Franco, Veronica
Venezia 1546–1591
Presentazione
Della produzione letteraria di Veronica Franco non risultano autografi, né per quanto riguarda i capitoli compresi nell’edizione delle Terze Rime dedicata dall’autrice a Guglielmo Gonzaga e i sonetti inseriti fra le Rime di diversi eccellentissimi autori raccolte in morte di Estor Martinengo per cura della stessa Franco (Bianchi in Franco 1995: 41); né per quanto riguarda le Lettere familiari confluite nella raccolta epistolare curata ancora dall’autrice e dedicata a Luigi d’Este (Bianchi in Franco 1998: 141). Delle relazioni personali e professionali che Veronica Franco intrattenne con l’aristocrazia intellettuale veneziana allo stesso modo non si conoscono testimonianze in forma di scritture autografe (Calitti 1998: 209-13).
Qualche traccia emerge dal versante della scrittura documentaria. L’Archivio di Stato di Venezia conserva, fra le carte dei processi del Sant’Uffizio, una sottoscrizione autografa in calce alla denuncia presentata dalla Franco il 12 maggio 1587 al Tribunale dell’Inquisizione contro un bottonaio, Bortolo Bottoner (Rosenthal 1992: tav. f.t.; Milani 1996: 9-14; Calitti 1998: 212: → 3). Inoltre in Spagna, fra le raccolte di documenti dell’Archivo General de Simancas, sono stati rinvenuti tre manoscritti che testimoniano come la “cortigiana onesta” nell’estate del 1572 fosse coinvolta anche in attività di commercio di tessuti (notizia dei documenti in Mancini 1994: 123-25). I primi due documenti sono mandati di pagamento indirizzati da Don Diego Guzman de Silva, ambasciatore di Filippo II a Venezia, a Baldassare d’Adda, il banchiere milanese incaricato di gestire le finanze spagnole a Milano e a Venezia, perché si ricompensasse Veronica Franco per i tessuti forniti all’ambasciatore: ad entrambi seguono attestazioni di avvenuta riscossione e sottoscrizioni, dichiaratamente autografe e perfettamente coerenti con l’esempio di scrittura testimoniato quindici anni più tardi dalla sottoscrizione veneziana (→ 1). Lo stesso vale per il terzo documento, non datato, che contiene invece in forma di biglietto una richiesta di pagamento da parte di Veronica Franco al d’Adda (→ 2).
I manoscritti spagnoli, poiché forniscono una testimonianza certa di autografia decisamente più consistente di quella offerta dalla breve sottoscrizione veneziana, acquisiscono importanza notevole anche in relazione alla questione del documento non sottoscritto, ma redatto a nome della Franco e tradizionalmente ritenuto autografo, che si conserva a Venezia fra le scritture fondative della Pia Casa del Soccorso (1580-1797) nell’Archivio Ire (Istituzioni di Ricovero e di Educazione): si tratta di una supplica datata 1580 e mai consegnata alle autorità, come recita un’annotazione coeva in margine, che propone l’istituzione di un ospizio per prostitute (Ellero 1987: 225-26; Rosenthal 1992: 294 num. 49; Calitti 1998: 211).

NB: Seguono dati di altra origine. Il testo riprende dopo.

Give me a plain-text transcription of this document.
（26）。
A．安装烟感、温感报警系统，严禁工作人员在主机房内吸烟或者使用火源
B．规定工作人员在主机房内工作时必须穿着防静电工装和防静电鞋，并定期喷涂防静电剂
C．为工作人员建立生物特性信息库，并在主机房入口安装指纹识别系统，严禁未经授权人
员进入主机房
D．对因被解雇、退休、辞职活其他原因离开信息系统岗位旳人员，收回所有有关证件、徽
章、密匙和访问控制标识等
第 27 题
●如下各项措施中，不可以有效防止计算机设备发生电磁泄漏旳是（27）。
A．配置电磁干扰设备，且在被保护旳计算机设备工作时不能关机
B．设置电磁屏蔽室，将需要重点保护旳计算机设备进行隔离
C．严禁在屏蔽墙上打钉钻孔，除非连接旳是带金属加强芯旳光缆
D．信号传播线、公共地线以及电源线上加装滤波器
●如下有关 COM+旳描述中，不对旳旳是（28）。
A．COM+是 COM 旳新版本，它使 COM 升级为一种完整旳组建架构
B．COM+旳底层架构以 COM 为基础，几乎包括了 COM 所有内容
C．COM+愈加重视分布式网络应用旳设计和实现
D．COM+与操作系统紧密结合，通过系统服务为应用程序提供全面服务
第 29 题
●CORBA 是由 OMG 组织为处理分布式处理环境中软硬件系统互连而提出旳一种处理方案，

Una tradizione di origine tardo-settecentesca lega il nome di Veronica Franco alla fondazione della Casa del Soccorso (Cicogna 1842: 414-15; Tassini 1969: 93-97), richiamandosi a sua volta alle ipotesi – prive di fondamento storico – di una crisi religiosa della Franco, contestate già da Croce (in Franco 1949: 76-77): ma a prescindere da questa supplica di dubbia autografia, mancano altre testimonianze che comprovino la partecipazione di Veronica Franco all’iniziativa della fondazione del pio istituto (Schiavon 1978-1979: 243-56). Già il confronto paleografico con la testimonianza conservata in calce alla denuncia del 1587 contro il bottonaio, e a maggior ragione le caratteristiche grafiche più estesamente confermate dalle testimonianze conservate a Simancas, revocano in dubbio l’autografia della supplica per la Casa del Soccorso.
Bibliografia
Calitti 1998 = Floriana C., Veronica Franco, in DBI, vol. l pp. 209-13.
Cicogna 1842 = Emmanuele Antonio C., Delle inscrizioni veneziane, Venezia, Picotti, vol. v.

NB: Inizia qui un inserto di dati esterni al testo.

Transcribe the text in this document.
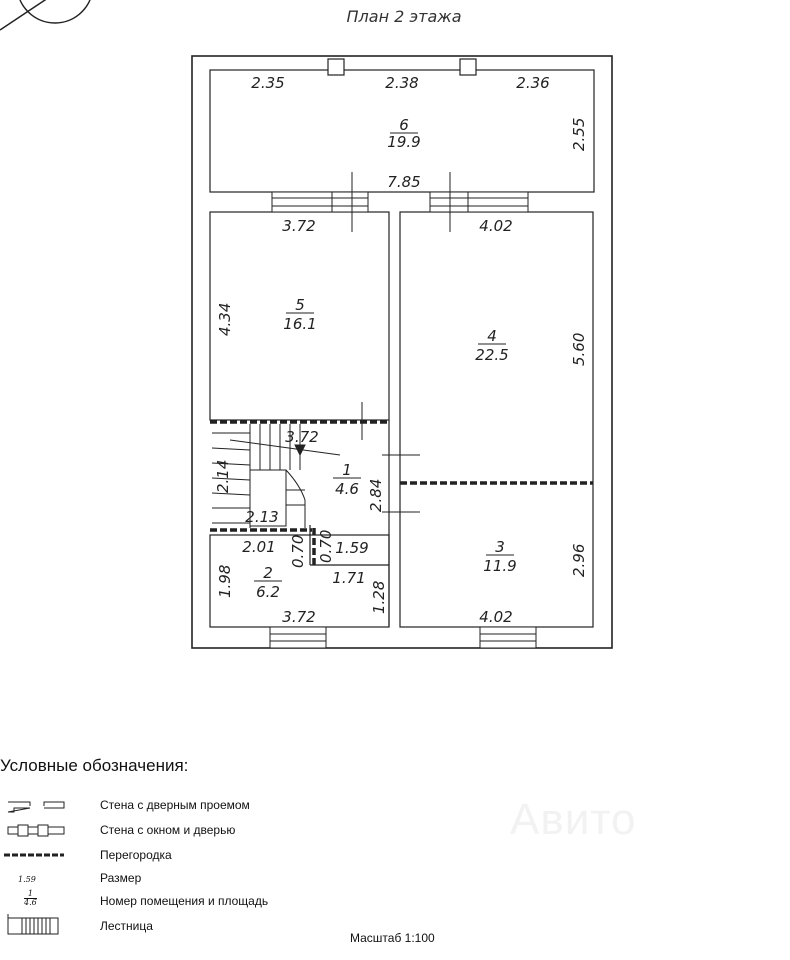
Авито
План 2 этажа
6
19.9
5
16.1
4
22.5
1
4.6
3
11.9
2
6.2
2.35	2.38	2.36
2.55
7.85
3.72	4.02
4.34
5.60
3.72
2.14
2.13
2.84
2.01 0.70 0.70 1.59
1.71
1.98
3.72
1.28
2.96
4.02
Условные обозначения:
1.59
1
4.6
Стена с дверным проемом
Стена с окном и дверью
Перегородка
Размер
Номер помещения и площадь
Лестница
Масштаб 1:100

Ellero 1987 = Giuseppe E., L’archivio Ire: Inventari dei fondi antichi degli ospedali e luoghi pii di Venezia, Venezia, Ire.
Franco 1949 = Veronica F., Lettere dall’unica edizione del mdlxxx, con proemio e nota iconografica a cura di Benedetto Croce, Napoli, Ricciardi.
Franco 1995 = Ead., Rime, a cura di Stefano Bianchi, Milano, Mursia.
Franco 1998 = Ead., Lettere, a cura di Stefano Bianchi, Roma, Salerno Editrice.
Mancini 1994 = Matteo M., Tre documenti inediti di Veronica Franco, in «La rassegna della letteratura italiana», xcviii, pp. 123-25.
Milani 1996 = Marisa M., Da accusatori a delatori: V. Franco e F. Barozzi, in «Quaderni veneti», xxvi, pp. 9-14.
Rosenthal 1992 = Margaret M. R., The Honest Courtesan. Veronica Franco, Citizen and Writer in Sixteenth-Century Venice, Chicago-London, Univ. of Chicago Press.
Schiavon 1978-1979 = Alessandra S., Per la biografia di Veronica Franco: nuovi documenti, in «Atti dell’Ist. Veneto di Scienze, Lettere, ed Arti», cxxxvii, pp. 243-56.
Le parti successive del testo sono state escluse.